Illustration/Uday Mohite
Every time the Cannes Film Festival comes round, I remember with relish the time I was on the Jury of the Cannes Film Festival’s Semaine de la Critique, Critics’ Week, in 2023. In fact, 2022-23 was an exceptional year: I was on the Jury at the Cannes Film Festival; the Golden Globes’ International Voter; the Toronto International Film Festival-TIFF’s, Senior Programme Advisor, South Asia, and the Berlin Film Festival’s South Asia Delegate. Each of these are huge privileges, of course, but my mind still boggles at the total number of films I was assigned to watch that year. Uff!

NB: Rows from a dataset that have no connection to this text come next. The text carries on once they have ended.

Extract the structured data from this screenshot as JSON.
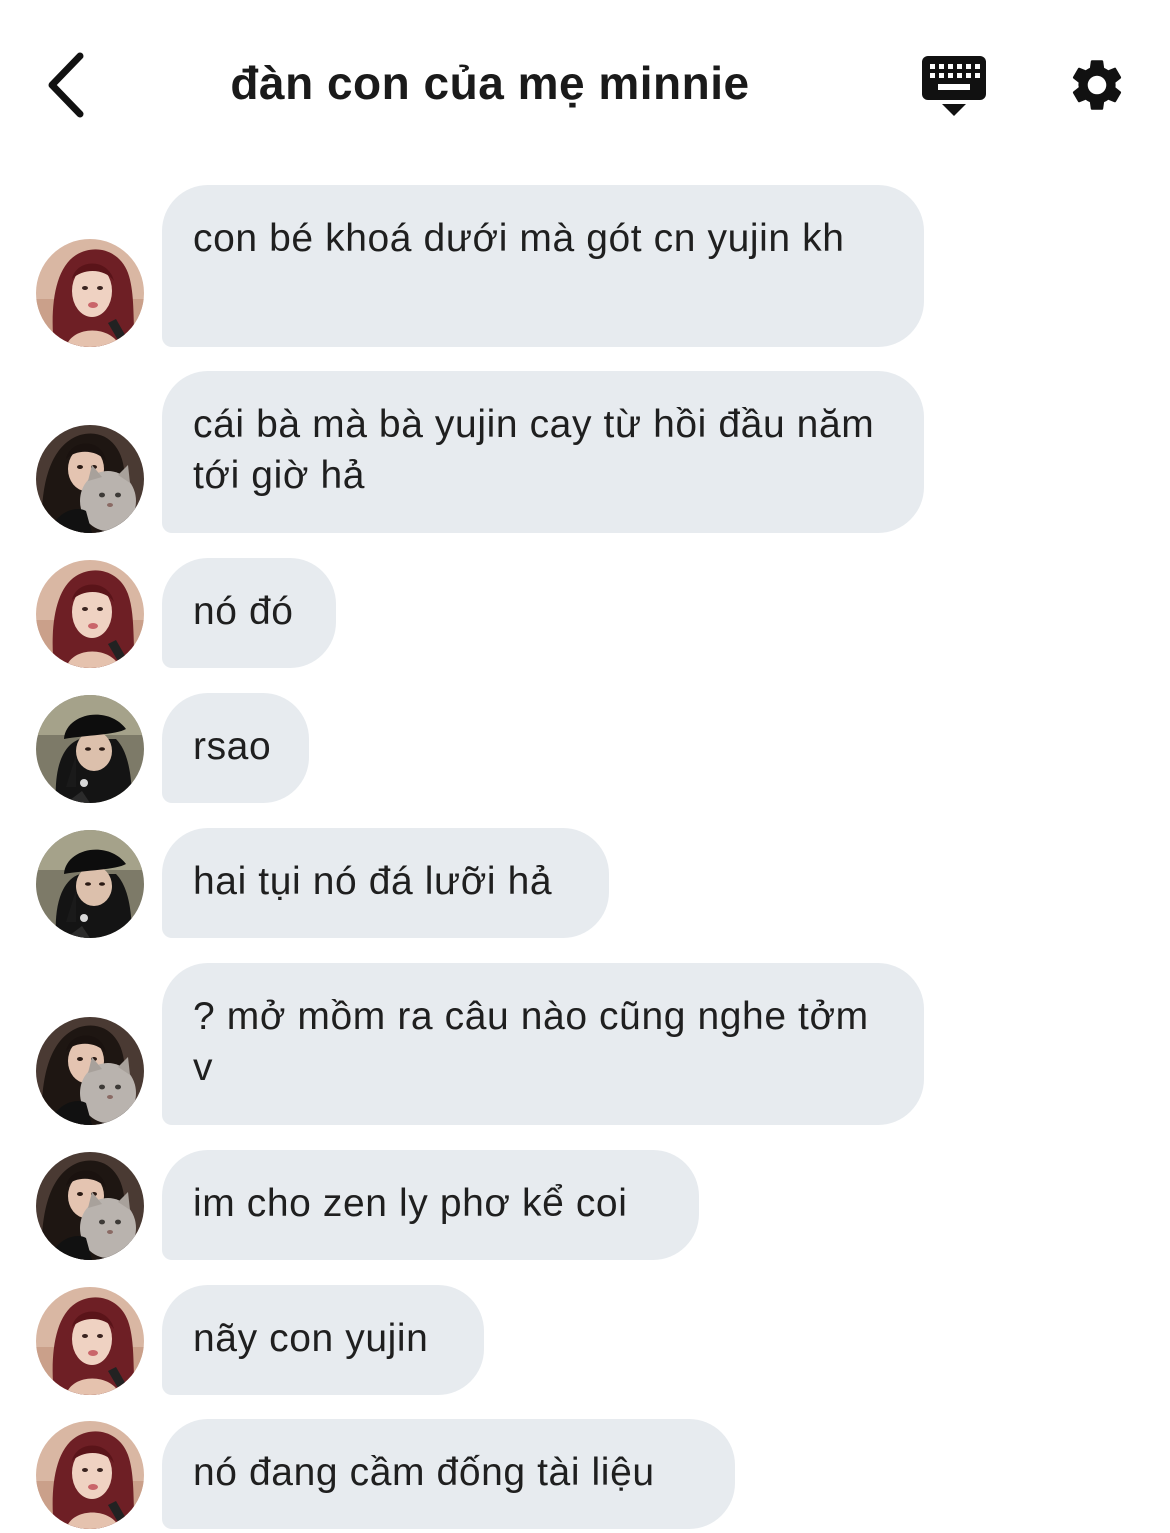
{
  "header": {
    "back_icon": "chevron-left-icon",
    "title": "đàn con của mẹ minnie",
    "keyboard_icon": "keyboard-hide-icon",
    "settings_icon": "gear-icon"
  },
  "colors": {
    "bubble": "#e7ebef",
    "text": "#1f1f1f",
    "background": "#ffffff"
  },
  "messages": [
    {
      "avatar": "avatar-red-hair",
      "text": "con bé khoá dưới mà gót cn yujin kh"
    },
    {
      "avatar": "avatar-with-cat",
      "text": "cái bà mà bà yujin cay từ hồi đầu năm tới giờ hả"
    },
    {
      "avatar": "avatar-red-hair",
      "text": "nó đó"
    },
    {
      "avatar": "avatar-black-cap",
      "text": "rsao"
    },
    {
      "avatar": "avatar-black-cap",
      "text": "hai tụi nó đá lưỡi hả"
    },
    {
      "avatar": "avatar-with-cat",
      "text": "? mở mồm ra câu nào cũng nghe tởm v"
    },
    {
      "avatar": "avatar-with-cat",
      "text": "im cho zen ly phơ kể coi"
    },
    {
      "avatar": "avatar-red-hair",
      "text": "nãy con yujin"
    },
    {
      "avatar": "avatar-red-hair",
      "text": "nó đang cầm đống tài liệu"
    }
  ]
}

It is a good year for South Asia and the diaspora at Cannes 2025, with seven films selected. In official selection, are Neeraj Ghaywan’s Homebound (feature, Un Certain Regard, India), Kokob Gebrehaweria Tesfay’s A Doll Made Up of Clay (short, La Cinef, SRFTI, India), and Adnan Al Rajeev’s Ali (Shorts Competition, Bangladesh). In addition, Aleem Bukhari’s short Karmash (Pakistan) is in Directors’ Fortnight, and Ananth Subramaniam’s Kattu! Bleat!, is a short film in Tamil from Malaysia-Philippines, in the Critics’ Week. In the Cannes Classics are two restored films, Satyajit Ray’s Aranyer Din Ratri (Days and Nights in the Forest, India, restored by The Film Foundation in collaboration with Film Heritage Foundation, et al. The second is Sumitra Peries’ Gehenu Lamai (The Girls, Sri Lanka), restored by the Film Heritage Foundation, in association with the Lester James Peries and Sumitra Peries Foundation. Altogether, a good haul for South Asia.